We don’t hear anything explicit about how the manager has squandered the rich man’s property, or what that looks like that he is squandering the rich man’s property…
But what if the rich man was angry with the manager in the first place because of his lack of generosity towards the people whose debt he was managing?
What if the way the manager was squandering the rich man’s property is that he wasn’t relieving the people in debt of their burdens?
And if the rich man in this parable would have the same word for us: That if we keep our money and our things all for ourselves, that they’re as good as squandered.
Christ has made the church the place where we learn grace.
God hands us things that we don’t deserve all the time:
A body and soul, eyes and ears, hands to work, home and children, daily protection and guidance, the gift of reason and mental faculties, shoes and clothing and homes, and food and drink, mercy, forgiveness, and love.

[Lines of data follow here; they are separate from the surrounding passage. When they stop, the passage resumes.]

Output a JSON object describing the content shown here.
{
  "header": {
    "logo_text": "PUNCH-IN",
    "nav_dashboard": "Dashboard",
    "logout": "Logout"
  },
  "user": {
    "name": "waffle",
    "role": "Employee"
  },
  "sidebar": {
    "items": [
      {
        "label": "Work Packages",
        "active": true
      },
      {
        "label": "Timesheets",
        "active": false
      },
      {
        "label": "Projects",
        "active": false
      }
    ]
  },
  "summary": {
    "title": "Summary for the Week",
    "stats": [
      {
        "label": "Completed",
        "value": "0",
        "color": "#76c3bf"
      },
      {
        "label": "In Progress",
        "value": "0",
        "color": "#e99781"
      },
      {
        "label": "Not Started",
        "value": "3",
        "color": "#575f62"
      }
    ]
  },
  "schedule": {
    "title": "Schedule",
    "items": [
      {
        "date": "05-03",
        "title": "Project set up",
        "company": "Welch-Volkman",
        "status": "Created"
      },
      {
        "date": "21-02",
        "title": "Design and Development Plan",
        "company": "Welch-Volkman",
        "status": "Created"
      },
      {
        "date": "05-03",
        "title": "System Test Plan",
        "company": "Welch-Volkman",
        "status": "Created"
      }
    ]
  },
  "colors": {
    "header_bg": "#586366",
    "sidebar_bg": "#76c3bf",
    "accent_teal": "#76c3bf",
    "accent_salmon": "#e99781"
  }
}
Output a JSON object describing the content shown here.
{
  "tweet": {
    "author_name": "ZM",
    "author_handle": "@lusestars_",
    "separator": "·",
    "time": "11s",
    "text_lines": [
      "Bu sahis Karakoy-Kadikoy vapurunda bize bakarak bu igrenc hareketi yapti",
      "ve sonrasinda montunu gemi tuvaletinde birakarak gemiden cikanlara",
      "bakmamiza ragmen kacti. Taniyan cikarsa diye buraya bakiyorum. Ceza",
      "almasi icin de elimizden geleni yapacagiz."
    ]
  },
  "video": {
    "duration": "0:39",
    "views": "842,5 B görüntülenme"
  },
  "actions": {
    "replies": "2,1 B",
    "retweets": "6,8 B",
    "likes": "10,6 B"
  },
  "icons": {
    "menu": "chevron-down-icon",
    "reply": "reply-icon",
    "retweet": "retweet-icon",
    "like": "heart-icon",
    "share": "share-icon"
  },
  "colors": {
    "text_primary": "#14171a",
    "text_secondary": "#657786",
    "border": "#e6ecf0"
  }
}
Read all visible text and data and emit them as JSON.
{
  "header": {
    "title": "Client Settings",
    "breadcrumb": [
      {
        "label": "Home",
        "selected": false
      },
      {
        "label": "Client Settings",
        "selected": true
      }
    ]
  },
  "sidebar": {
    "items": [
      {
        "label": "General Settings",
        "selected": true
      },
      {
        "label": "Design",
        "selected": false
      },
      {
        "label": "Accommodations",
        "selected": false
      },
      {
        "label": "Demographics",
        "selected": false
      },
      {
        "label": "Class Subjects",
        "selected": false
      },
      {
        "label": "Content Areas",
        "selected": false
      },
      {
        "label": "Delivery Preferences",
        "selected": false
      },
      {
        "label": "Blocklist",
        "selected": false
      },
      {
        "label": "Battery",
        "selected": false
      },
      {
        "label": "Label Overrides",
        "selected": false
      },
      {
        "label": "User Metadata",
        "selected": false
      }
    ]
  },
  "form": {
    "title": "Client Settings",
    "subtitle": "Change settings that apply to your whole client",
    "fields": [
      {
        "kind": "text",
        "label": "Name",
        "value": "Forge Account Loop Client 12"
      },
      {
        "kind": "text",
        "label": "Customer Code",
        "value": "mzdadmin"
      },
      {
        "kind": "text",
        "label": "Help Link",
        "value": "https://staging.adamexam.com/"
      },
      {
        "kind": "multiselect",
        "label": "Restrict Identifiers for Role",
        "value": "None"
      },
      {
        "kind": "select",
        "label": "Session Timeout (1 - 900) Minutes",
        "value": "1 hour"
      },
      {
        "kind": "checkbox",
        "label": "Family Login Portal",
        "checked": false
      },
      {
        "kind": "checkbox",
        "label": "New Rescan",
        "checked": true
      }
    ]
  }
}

All of this is given as a perfectly free gift…because God loves you.
The meaning of Jesus’ parable, at least in part, is that we are not the owner of our wealth, but the managers, and without God’s generosity toward us we have nothing.
And so God deserves our faithfulness and God desires for us to be good stewards of our blessings…relieving burdens, taking care of those in need, sharing what we’ve have been given to manage.
Our wealth is a blessing and a tremendous responsibility.
How do we do what’s right?
How to keep from having our property and possessions take over our hearts?
When Jesus teaches us to pray, he instructs us to ask God:
Forgive us our debts, as we forgive everyone indebted to us.
You see, that’s really the issue: On the cross Jesus gave up everything he had to free us and he wants us to be free.
He wants us to be free from the burden of our wealth, and the stress it can bring…
He wants us to be free to receive generously from God:
God’s mercy and forgiveness are for you, not because of any good you’ve done but because God is gracious.
And Jesus wants to teach us grace…
Abundant. Surprising. Grace.
Let us pray then, that when God audits our books, he will find much forgiveness, much of us giving to people better than they deserve, and that there will be a lot to laugh about.